The Perils and Dangers of this Night
Page 21
There was broken glass everywhere. Bullet holes in the walls and the ceiling.
And blood. It dripped from the mantelpiece, from the edges of the hearth, from the furniture, and it pooled on the threadbare carpet. It dripped from my eyebrow onto the mouthpiece of the telephone.
The voice was quite foreign to me, a breathless prattle: '– ringing to wish you a Happy Christmas, and of course your birthday! A teenager, thirteen today, a big man! Congratulations, my darling!' And then singing, as soft and sweet as the voice of an angel. 'Happy Birthday to you, Happy Birthday to you . . .'
I put the receiver onto the lid of the record player. There was a gasp from the fireplace, and I saw Sophie's eyes flick open. I knelt quickly to her, and with the ball of my thumb I wiped the clotting of ash and blood from her lips. She coughed, inhaled very deeply, and stared at me, reaching up to touch my cheek.
'It's all right, Sophie,' I said, 'you'll be all right,' and very gently I prised her out of the hearth. She stumbled to her feet, wobbling like a newborn foal. As I helped her across the hall to the front door, my mother's singing continued and followed me. I could still hear it very faintly as we stepped outside, into the gleam of sunlight and snow – 'are you there, my darling Alan?' – a voice from hundreds of miles away, oblivious, as though from another planet.

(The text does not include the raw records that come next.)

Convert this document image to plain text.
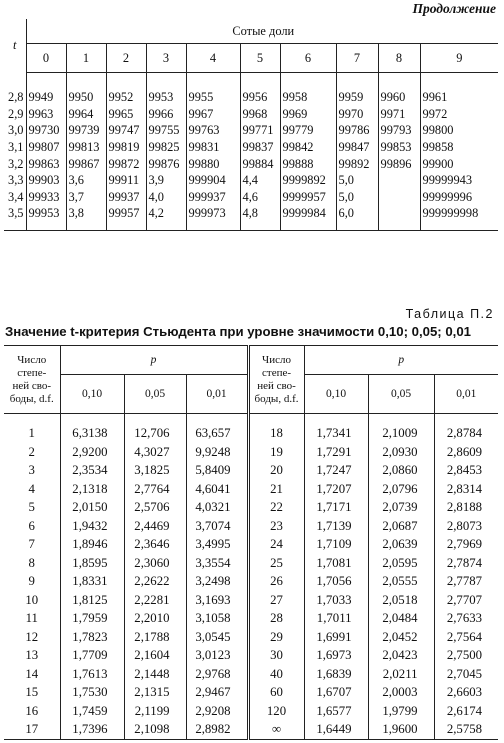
Продолжение
t	Сотые доли									
	0	1	2	3	4	5	6	7	8	9

2,8	9949	9950	9952	9953	9955	9956	9958	9959	9960	9961
2,9	9963	9964	9965	9966	9967	9968	9969	9970	9971	9972
3,0	99730	99739	99747	99755	99763	99771	99779	99786	99793	99800
3,1	99807	99813	99819	99825	99831	99837	99842	99847	99853	99858
3,2	99863	99867	99872	99876	99880	99884	99888	99892	99896	99900
3,3	99903	3,6	99911	3,9	999904	4,4	9999892	5,0		99999943
3,4	99933	3,7	99937	4,0	999937	4,6	9999957	5,0		99999996
3,5	99953	3,8	99957	4,2	999973	4,8	9999984	6,0		999999998

Таблица П.2
Значение t-критерия Стьюдента при уровне значимости 0,10; 0,05; 0,01
Число
степе-
ней сво-
боды, d.f.	p			Число
степе-
ней сво-
боды, d.f.	p		
	0,10	0,05	0,01		0,10	0,05	0,01

1	6,3138	12,706	63,657	18	1,7341	2,1009	2,8784
2	2,9200	4,3027	9,9248	19	1,7291	2,0930	2,8609
3	2,3534	3,1825	5,8409	20	1,7247	2,0860	2,8453
4	2,1318	2,7764	4,6041	21	1,7207	2,0796	2,8314
5	2,0150	2,5706	4,0321	22	1,7171	2,0739	2,8188
6	1,9432	2,4469	3,7074	23	1,7139	2,0687	2,8073
7	1,8946	2,3646	3,4995	24	1,7109	2,0639	2,7969
8	1,8595	2,3060	3,3554	25	1,7081	2,0595	2,7874
9	1,8331	2,2622	3,2498	26	1,7056	2,0555	2,7787
10	1,8125	2,2281	3,1693	27	1,7033	2,0518	2,7707
11	1,7959	2,2010	3,1058	28	1,7011	2,0484	2,7633
12	1,7823	2,1788	3,0545	29	1,6991	2,0452	2,7564
13	1,7709	2,1604	3,0123	30	1,6973	2,0423	2,7500
14	1,7613	2,1448	2,9768	40	1,6839	2,0211	2,7045
15	1,7530	2,1315	2,9467	60	1,6707	2,0003	2,6603
16	1,7459	2,1199	2,9208	120	1,6577	1,9799	2,6174
17	1,7396	2,1098	2,8982	∞	1,6449	1,9600	2,5758
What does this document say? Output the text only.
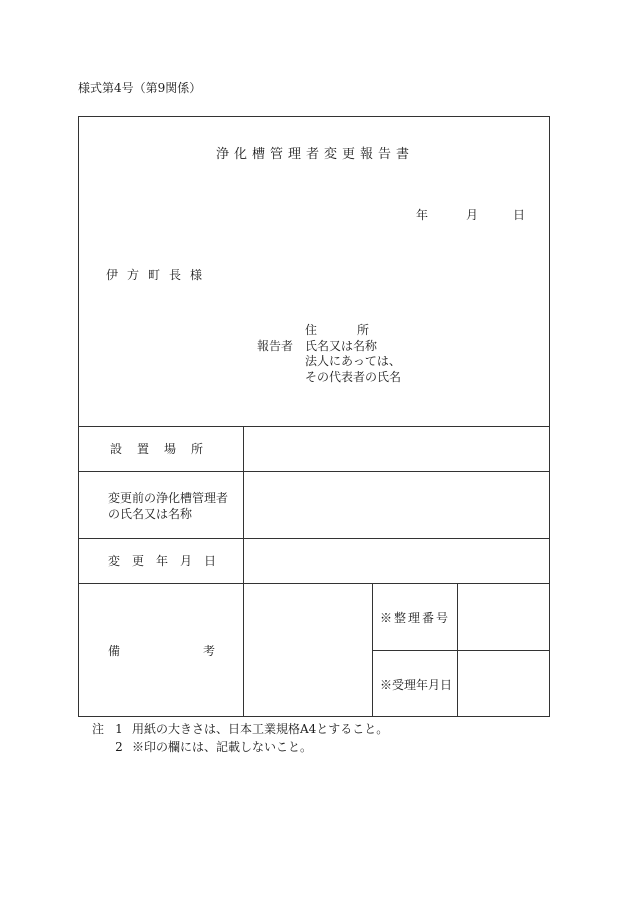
様式第4号（第9関係）
浄化槽管理者変更報告書
年	月	日
伊方町長様
報告者
住	所
氏名又は名称
法人にあっては、
その代表者の氏名
設置場所
変更前の浄化槽管理者の氏名又は名称
変更年月日
備	考
※整理番号
※受理年月日
注 1 用紙の大きさは、日本工業規格A4とすること。
2 ※印の欄には、記載しないこと。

A beautiful, beautiful morning.
The sky had cleared from grey through silver to an exquisitely pale blue. And the snow was lovely on the lawn and in the woodland. The crows had come down again, a squabble of wings and claws and sharp black beaks beneath the boughs of the copper beech. Although they'd risen in panic when the man with the gun had appeared, they hardly flinched from me and the girl. They only fidgeted and flapped when we emerged from the door, before settling again to their Christmas dinner.

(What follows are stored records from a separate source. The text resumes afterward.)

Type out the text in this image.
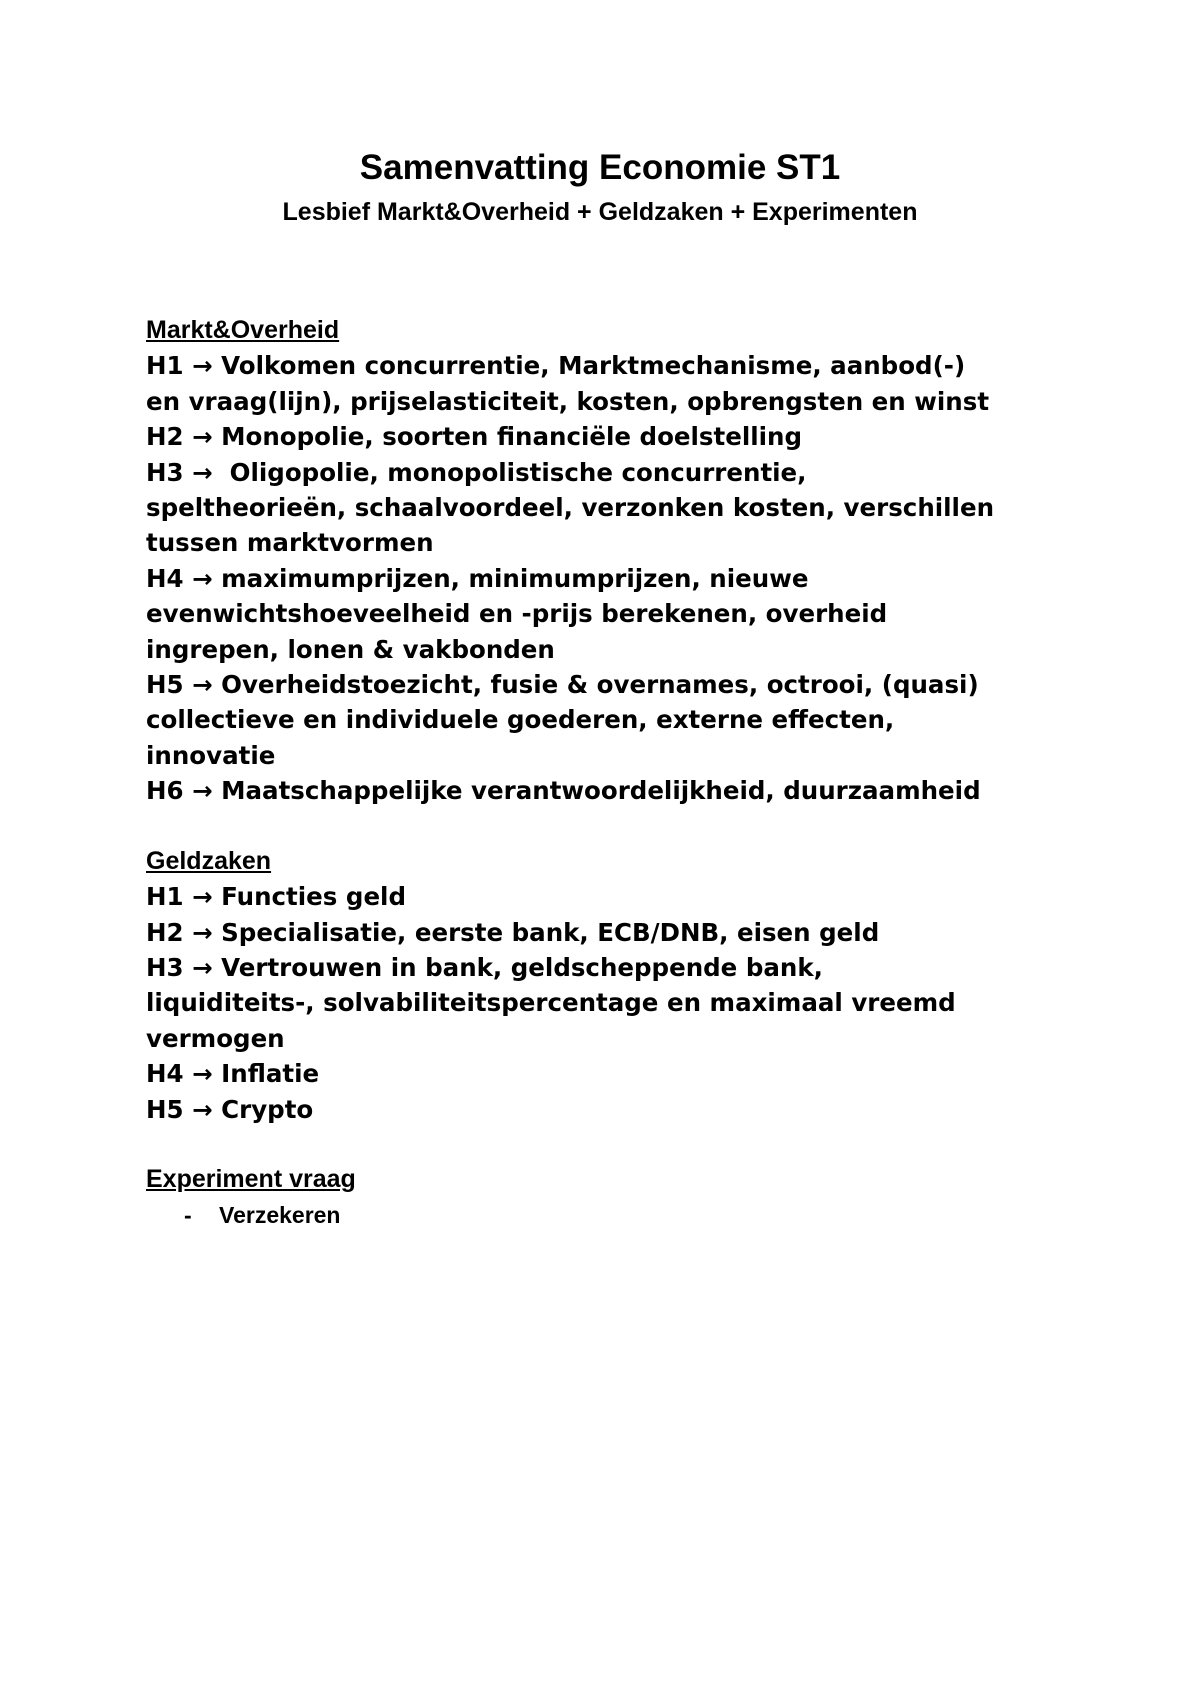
Samenvatting Economie ST1
Lesbief Markt&Overheid + Geldzaken + Experimenten
Markt&Overheid
H1 → Volkomen concurrentie, Marktmechanisme, aanbod(-)
en vraag(lijn), prijselasticiteit, kosten, opbrengsten en winst
H2 → Monopolie, soorten financiële doelstelling
H3 →  Oligopolie, monopolistische concurrentie,
speltheorieën, schaalvoordeel, verzonken kosten, verschillen
tussen marktvormen
H4 → maximumprijzen, minimumprijzen, nieuwe
evenwichtshoeveelheid en -prijs berekenen, overheid
ingrepen, lonen & vakbonden
H5 → Overheidstoezicht, fusie & overnames, octrooi, (quasi)
collectieve en individuele goederen, externe effecten,
innovatie
H6 → Maatschappelijke verantwoordelijkheid, duurzaamheid
Geldzaken
H1 → Functies geld
H2 → Specialisatie, eerste bank, ECB/DNB, eisen geld
H3 → Vertrouwen in bank, geldscheppende bank,
liquiditeits-, solvabiliteitspercentage en maximaal vreemd
vermogen
H4 → Inflatie
H5 → Crypto
Experiment vraag
- Verzekeren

I sat Sophie on the front steps of the school. She leaned back and turned her face to the full light of the sun. I said, 'You're safe now,' but she couldn't hear me. I could see from her eyes that she understood.
I skirted the lawn, turned away from the front of the house and went round to the stable-yard. One more thing to do.

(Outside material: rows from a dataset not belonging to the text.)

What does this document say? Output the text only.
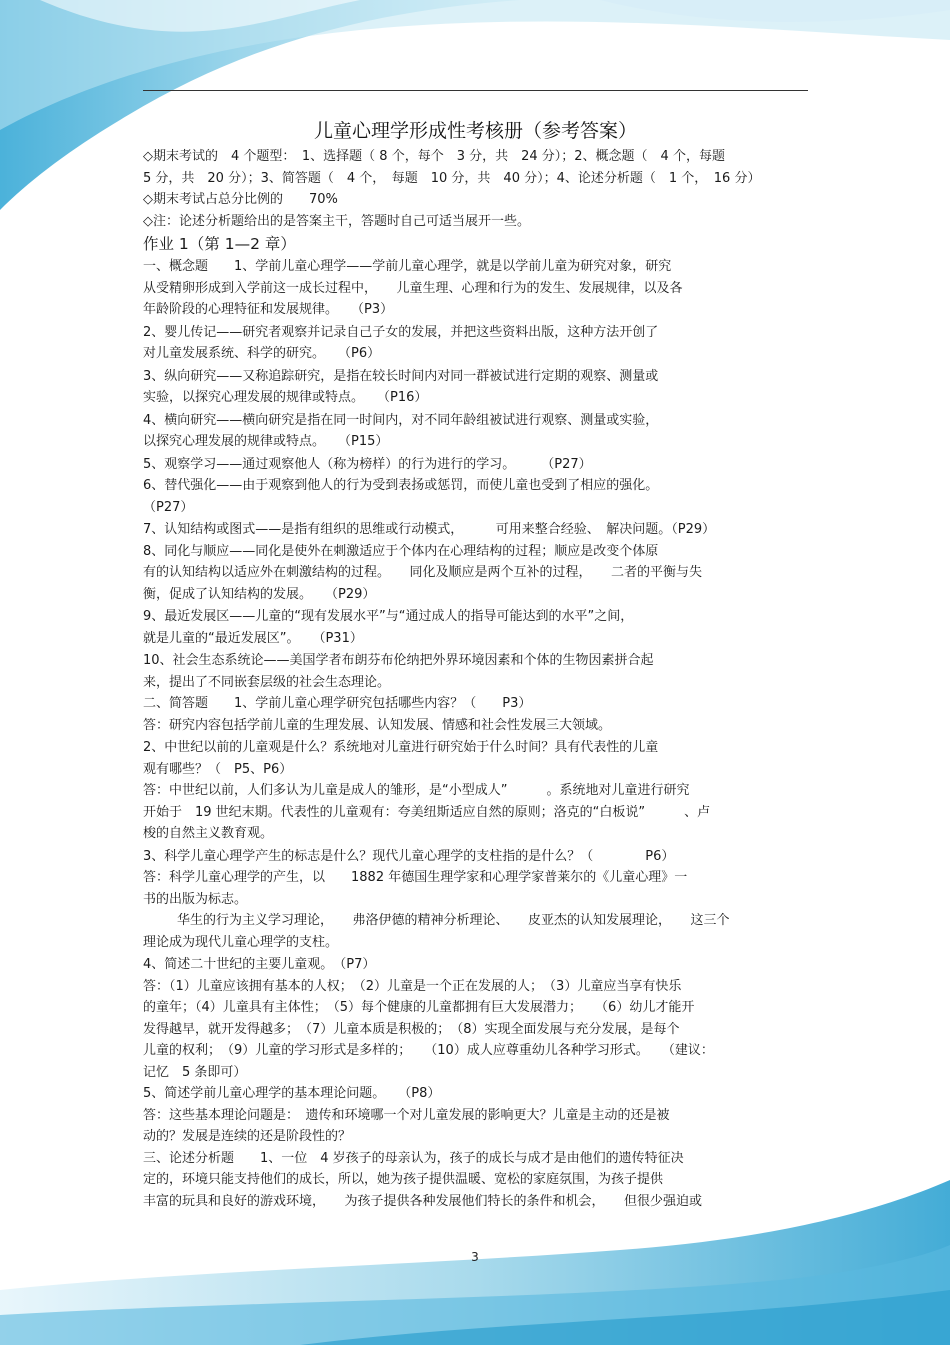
儿童心理学形成性考核册（参考答案）

◇期末考试的　4 个题型：　1、选择题（ 8 个，每个　3 分，共　24 分）；2、概念题（　4 个，每题

5 分，共　20 分）；3、简答题（　4 个，　每题　10 分，共　40 分）；4、论述分析题（　1 个，　16 分）

◇期末考试占总分比例的　　70%

◇注：论述分析题给出的是答案主干，答题时自己可适当展开一些。

作业 1（第 1—2 章）

一、概念题　　1、学前儿童心理学——学前儿童心理学，就是以学前儿童为研究对象，研究

从受精卵形成到入学前这一成长过程中，　　儿童生理、心理和行为的发生、发展规律，以及各

年龄阶段的心理特征和发展规律。　　（P3）

2、婴儿传记——研究者观察并记录自己子女的发展，并把这些资料出版，这种方法开创了

对儿童发展系统、科学的研究。　　（P6）

3、纵向研究——又称追踪研究，是指在较长时间内对同一群被试进行定期的观察、测量或

实验，以探究心理发展的规律或特点。　　（P16）

4、横向研究——横向研究是指在同一时间内，对不同年龄组被试进行观察、测量或实验，

以探究心理发展的规律或特点。　　（P15）

5、观察学习——通过观察他人（称为榜样）的行为进行的学习。　　　（P27）

6、替代强化——由于观察到他人的行为受到表扬或惩罚，而使儿童也受到了相应的强化。

（P27）

7、认知结构或图式——是指有组织的思维或行动模式，　　　可用来整合经验、　解决问题。（P29）

8、同化与顺应——同化是使外在刺激适应于个体内在心理结构的过程；顺应是改变个体原

有的认知结构以适应外在刺激结构的过程。　　同化及顺应是两个互补的过程，　　二者的平衡与失

衡，促成了认知结构的发展。　　（P29）

9、最近发展区——儿童的“现有发展水平”与“通过成人的指导可能达到的水平”之间，

就是儿童的“最近发展区”。　　（P31）

10、社会生态系统论——美国学者布朗芬布伦纳把外界环境因素和个体的生物因素拼合起

来，提出了不同嵌套层级的社会生态理论。

二、简答题　　1、学前儿童心理学研究包括哪些内容？（　　P3）

答：研究内容包括学前儿童的生理发展、认知发展、情感和社会性发展三大领域。

2、中世纪以前的儿童观是什么？系统地对儿童进行研究始于什么时间？具有代表性的儿童

观有哪些？（　P5、P6）

答：中世纪以前，人们多认为儿童是成人的雏形，是“小型成人”　　　。系统地对儿童进行研究

开始于　19 世纪末期。代表性的儿童观有：夸美纽斯适应自然的原则；洛克的“白板说”　　　、卢

梭的自然主义教育观。

3、科学儿童心理学产生的标志是什么？现代儿童心理学的支柱指的是什么？（　　　　P6）

答：科学儿童心理学的产生，以　　1882 年德国生理学家和心理学家普莱尔的《儿童心理》一

书的出版为标志。

华生的行为主义学习理论，　　弗洛伊德的精神分析理论、　　皮亚杰的认知发展理论，　　这三个

理论成为现代儿童心理学的支柱。

4、简述二十世纪的主要儿童观。　（P7）

答：（1）儿童应该拥有基本的人权；　（2）儿童是一个正在发展的人；　（3）儿童应当享有快乐

的童年；（4）儿童具有主体性；　（5）每个健康的儿童都拥有巨大发展潜力；　　（6）幼儿才能开

发得越早，就开发得越多；　（7）儿童本质是积极的；　（8）实现全面发展与充分发展，是每个

儿童的权利；　（9）儿童的学习形式是多样的；　　（10）成人应尊重幼儿各种学习形式。　　（建议：

记忆　5 条即可）

5、简述学前儿童心理学的基本理论问题。　　（P8）

答：这些基本理论问题是：　遗传和环境哪一个对儿童发展的影响更大？儿童是主动的还是被

动的？发展是连续的还是阶段性的？

三、论述分析题　　1、一位　4 岁孩子的母亲认为，孩子的成长与成才是由他们的遗传特征决

定的，环境只能支持他们的成长，所以，她为孩子提供温暖、宽松的家庭氛围，为孩子提供

丰富的玩具和良好的游戏环境，　　为孩子提供各种发展他们特长的条件和机会，　　但很少强迫或

3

The car was there, mounded and filled with snow. It looked as lithe and perfect as new; all of its scars and wounds had been healed over. I pushed open the door of the stable, and a stripe of sunlight fell through it and onto the bird. It was perfect too, from the tips of its blue-black claws, the shimmer of its plumage, to the blink of its beady eyes and the gleam of its beak. I whispered as I crossed the stable, and it shivered with the anticipation of my touch. 'My little imp – this time it's real.'
The jackdaw consented to having my fingers on its leg. Indeed, it closed its eyes in a kind of swoon as I untied the jesses from the perch and the bells tinkled for the last time. I held the jesses with one hand, and the bird sprang onto my wrist.
Together we stood in the stable-yard. We smelled the air, so cold and clean that it burned in our nostrils, and we narrowed our eyes at the bright sky. I undid the jesses from the bird's leg and dropped them onto the snow.
The bird gripped my arm, untethered now. It ducked and shuffled, making a curious mewing sound, cocked an eye at me and then at the treetops beyond. I said very softly, 'Go on, go on, you're free . . .' and it beat its wings so hard that the sunlight dazzled and glittered around my head.
The jackdaw leaped from my arm, up and up, onto the stable roof. It scrabbled and hopped and slithered, fell off – and as I hurried forwards to catch it, it swerved away from my hands. It climbed into the air. Gaining height, it flicked from one end of the yard to the other, skimming the roofs of the stables. Then it banked sharply, up and away, and was gone.
I waited, in case the bird turned and I'd see it again for one more second. It did not. I was alone. I breathed deeply, easily, and the sun felt good as I lifted my face to the sky.